Aval de la Xunta al proyecto estratégico de Cobre San Rafael para extraer metal

Esta medida permitirá reducir a la mitad los plazos en la iniciativa para O Pino y Touro

Calculan que supondrá una inversión de casi 200 millones y creará cerca de 400 empleos

Técnicos de Cobre San Rafael tomando muestras de un acuífero.

Técnicos de Cobre San Rafael tomando muestras de un acuífero. / San Rafael

Marcos Manteiga

El Consello da Xunta acaba de declarar “proyecto industrial estratégico” a la iniciativa de la mina de Cobre San Rafael en O Pino y Touro. El presidente gallego, Alfonso Rueda, abundó en los detalle en la habitual rueda de prensa posterior, recordando que esta declaración permitirá reducir “a la mitad” los plazos. Se trata de una inversión que rondará los 200 millones de euros y propiciará en torno a cuatrocientos empleos.

Este proyecto se emplazará en terrenos en los que la compañía tiene, desde el año 1958, autorización para extraer cobre, e incluye un ambicioso plan medioambiental. Este plan de explotación abarca una superficie de 812 hectáreas, situadas esencialmente dentro de la concesión de explotación San Rafael, otorgada en el año 1958, y su demasía (terreno franco entre explotaciones), autorizada en 2011.

La iniciativa presentada sumará un proyecto minero al explotar los recursos existentes; otro de restauración ambiental de la zona degradada, ya que actúa sobre los pasivos ambientales heredados de los antiguos períodos de actividad minera en esa zona; y de desarrollo económico, gracias a la creación y mantenimiento de puestos de trabajo de calidad y la puesta en marcha de una serie de actuaciones de fomento de sinergias al hilo de la acción social. Asimismo, el proyecto incorpora la instalación de una planta solar fotovoltaica para autoconsumo sobre terrenos degradados, con la que se evitará la emisión anual de 18.565 toneladas de CO2.

También habrá otra de tratamiento de purines para la valorización y aprovechamiento de los residuos que generan las explotaciones ganaderas de los dos municipios en que se sitúa el proyecto. Incluye la reforestación de espacios con especies autóctonas y la puesta en marcha de un proyecto piloto denominado Y-LIX, basado en la recuperación de metales a partir de concentrados de mineral, con la que se complementará la cadena de valor al permitir la comercialización de cobre metal 99,999% en vez de concentrado de cobre. Dicho Y-LIX se alinea con la Ley de materias primas de la Unión Europea de invertir en investigación e innovación.

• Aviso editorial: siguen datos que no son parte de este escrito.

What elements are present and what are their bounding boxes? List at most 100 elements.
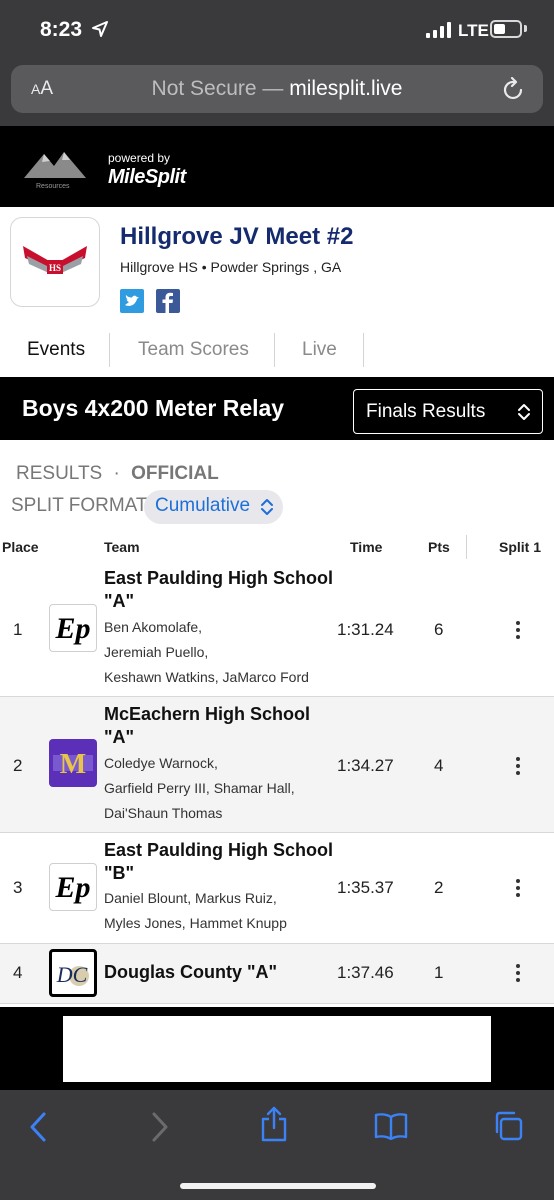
table-row[interactable]: 3 Ep East Paulding High School "B" Danie… xyxy=(0,833,554,944)
forward-icon[interactable] xyxy=(148,1110,170,1144)
team-logo-east-paulding: Ep xyxy=(49,863,97,911)
header-pts: Pts xyxy=(428,539,450,555)
more-options-icon[interactable] xyxy=(516,621,522,642)
header-team: Team xyxy=(104,539,140,555)
event-title: Boys 4x200 Meter Relay xyxy=(22,395,285,421)
athlete-line[interactable]: Jeremiah Puello, xyxy=(104,640,329,665)
location-arrow-icon xyxy=(92,21,108,37)
network-type: LTE xyxy=(458,21,489,40)
twitter-icon[interactable] xyxy=(120,289,144,313)
chevron-up-down-icon xyxy=(261,499,273,515)
athlete-line[interactable]: Daniel Blount, Markus Ruiz, xyxy=(104,886,329,911)
svg-text:DC: DC xyxy=(56,962,88,987)
athlete-line[interactable]: Garfield Perry III, Shamar Hall, xyxy=(104,776,329,801)
url-domain: milesplit.live xyxy=(289,77,403,100)
more-options-icon[interactable] xyxy=(516,964,522,985)
event-bar: Boys 4x200 Meter Relay Finals Results xyxy=(0,377,554,440)
split-format-select[interactable]: Cumulative xyxy=(144,490,283,524)
row-points: 6 xyxy=(434,620,444,639)
ad-banner-area xyxy=(0,1007,554,1090)
share-icon[interactable] xyxy=(260,1106,288,1142)
reload-icon[interactable] xyxy=(503,77,525,101)
table-row[interactable]: 4 DC Douglas County "A" 1:37.46 1 xyxy=(0,944,554,1004)
row-place: 2 xyxy=(13,756,23,775)
athlete-line[interactable]: Ben Akomolafe, xyxy=(104,615,329,640)
meet-location: Hillgrove HS • Powder Springs , GA xyxy=(120,259,342,275)
facebook-icon[interactable] xyxy=(156,289,180,313)
url-display[interactable]: Not Secure — milesplit.live xyxy=(11,77,543,101)
round-select[interactable]: Finals Results xyxy=(353,389,543,434)
row-time: 1:34.27 xyxy=(337,756,394,775)
more-options-icon[interactable] xyxy=(516,757,522,778)
tab-events[interactable]: Events xyxy=(27,339,85,361)
row-team-name[interactable]: East Paulding High School "A" xyxy=(104,567,334,613)
team-logo-douglas-county: DC xyxy=(49,949,97,997)
athlete-line[interactable]: Keshawn Watkins, JaMarco Ford xyxy=(104,665,329,690)
svg-text:Ep: Ep xyxy=(54,871,90,904)
row-team-name[interactable]: McEachern High School "A" xyxy=(104,703,334,749)
signal-bars-icon xyxy=(426,22,451,38)
meet-logo: HS xyxy=(10,217,100,307)
row-athletes: Daniel Blount, Markus Ruiz, Myles Jones,… xyxy=(104,886,329,936)
team-logo-east-paulding: Ep xyxy=(49,604,97,652)
row-points: 1 xyxy=(434,963,444,982)
url-security-label: Not Secure — xyxy=(151,77,290,100)
bookmarks-icon[interactable] xyxy=(374,1112,408,1140)
header-place: Place xyxy=(2,539,39,555)
header-split: Split 1 xyxy=(499,539,542,555)
svg-text:HS: HS xyxy=(49,263,61,273)
results-official-label: OFFICIAL xyxy=(131,463,219,484)
row-time: 1:37.46 xyxy=(337,963,394,982)
header-separator xyxy=(466,535,467,559)
results-table-header: Place Team Time Pts Split 1 xyxy=(0,535,554,561)
ad-banner[interactable] xyxy=(63,1016,491,1082)
svg-text:Resources: Resources xyxy=(36,183,70,190)
svg-text:M: M xyxy=(60,749,86,780)
row-time: 1:31.24 xyxy=(337,620,394,639)
row-athletes: Ben Akomolafe, Jeremiah Puello, Keshawn … xyxy=(104,615,329,690)
winged-hs-logo-icon: HS xyxy=(23,246,87,274)
tab-separator xyxy=(109,333,110,367)
milesplit-logo[interactable]: MileSplit xyxy=(108,166,186,189)
row-athletes: Coledye Warnock, Garfield Perry III, Sha… xyxy=(104,751,329,826)
row-place: 4 xyxy=(13,963,23,982)
meet-header: HS Hillgrove JV Meet #2 Hillgrove HS • P… xyxy=(0,207,554,325)
row-place: 1 xyxy=(13,620,23,639)
powered-by-text: powered by xyxy=(108,151,171,165)
battery-icon xyxy=(490,20,522,38)
battery-nub xyxy=(524,25,527,32)
row-time: 1:35.37 xyxy=(337,878,394,897)
meet-title: Hillgrove JV Meet #2 xyxy=(120,223,354,250)
split-format-value: Cumulative xyxy=(155,495,251,516)
row-team-name[interactable]: East Paulding High School "B" xyxy=(104,839,334,885)
athlete-line[interactable]: Coledye Warnock, xyxy=(104,751,329,776)
row-points: 4 xyxy=(434,756,444,775)
tab-separator xyxy=(274,333,275,367)
table-row[interactable]: 2 M McEachern High School "A" Coledye Wa… xyxy=(0,697,554,833)
athlete-line[interactable]: Dai'Shaun Thomas xyxy=(104,801,329,826)
header-time: Time xyxy=(350,539,383,555)
more-options-icon[interactable] xyxy=(516,879,522,900)
address-bar[interactable]: AA Not Secure — milesplit.live xyxy=(11,65,543,113)
back-icon[interactable] xyxy=(28,1110,50,1144)
round-select-value: Finals Results xyxy=(366,401,486,422)
tab-live[interactable]: Live xyxy=(302,339,337,361)
table-row[interactable]: 1 Ep East Paulding High School "A" Ben A… xyxy=(0,561,554,697)
results-separator: · xyxy=(113,463,120,484)
status-time: 8:23 xyxy=(40,18,83,41)
chevron-up-down-icon xyxy=(518,404,530,420)
tab-team-scores[interactable]: Team Scores xyxy=(138,339,249,361)
tabs-icon[interactable] xyxy=(492,1110,524,1142)
results-label: RESULTS xyxy=(16,463,103,484)
results-status: RESULTS · OFFICIAL xyxy=(16,463,219,485)
status-bar: 8:23 LTE xyxy=(0,0,554,58)
row-points: 2 xyxy=(434,878,444,897)
olympia-resources-logo: Resources xyxy=(24,152,86,190)
site-brand-bar: Resources powered by MileSplit xyxy=(0,126,554,207)
browser-chrome-top: 8:23 LTE AA Not Secure — milesplit.live xyxy=(0,0,554,126)
home-indicator xyxy=(180,1183,376,1189)
row-team-name[interactable]: Douglas County "A" xyxy=(104,961,334,984)
meet-tabs: Events Team Scores Live xyxy=(0,325,554,377)
athlete-line[interactable]: Myles Jones, Hammet Knupp xyxy=(104,911,329,936)
team-logo-mceachern: M xyxy=(49,739,97,787)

Los derechos de concesión vigentes permiten la extracción de áridos, piritas y cobre, siendo este último mineral catalogado por la Unión Europea en el año 2023 como materia prima crítica por el incremento de la demanda y las dificultades para aumentar la producción. El 82% del cobre con el que se trabaja en Europa procede de otros países. Así las cosas, la reducción de las importaciones de cobre y el fomento del autoconsumo responsable es otro de los beneficios que incorpora el proyecto, a lo que se suma la sostenibilidad, responsabilidad ambiental e impulso industrial que se fomentan desde la Agenda de impulso de la minería sostenible 2030.

Aceleración del proceso

La declaración como proyecto industrial estratégico se enmarca en la filosofía de la ley de simplificación administrativa y de apoyo a la reactivación económica de Galicia, que busca la captación de inversiones. Permitirá la reducción a la mitad de los plazos —excepto los relativos a la presentación de solicitudes y recursos—, manteniendo las garantías técnicas, jurídicas y ambientales.

La planta, según la Xunta, cumple con los requisitos para ser declarada proyecto industrial estratégico, entre los que se incluyen superar la inversión mínima de veinte millones de euros, crear un mínimo de cien puestos de trabajo directos y complementar cadenas de valor que pertenezcan a sectores considerados estratégicos y que estén alineados con los objetivos de la Unión Europea o que se integren en la financiación de los fondos Next Generation. La norma que regula la declaración de los proyectos industriales estratégicos establece que se otorgarán a aquellas iniciativas que cumplan, como mínimo, dos de estos tres requisitos. Y en este caso, cumple todos.

Cobre San Rafael asegura que, según los estudios independientes previos a poner en marcha el proyecto, su impacto directo en Galicia superará los 2.500 millones de euros, y el 66% del gasto se producirá entre proveedores gallegos (de ellos, el 42% son de Touro-O Pino).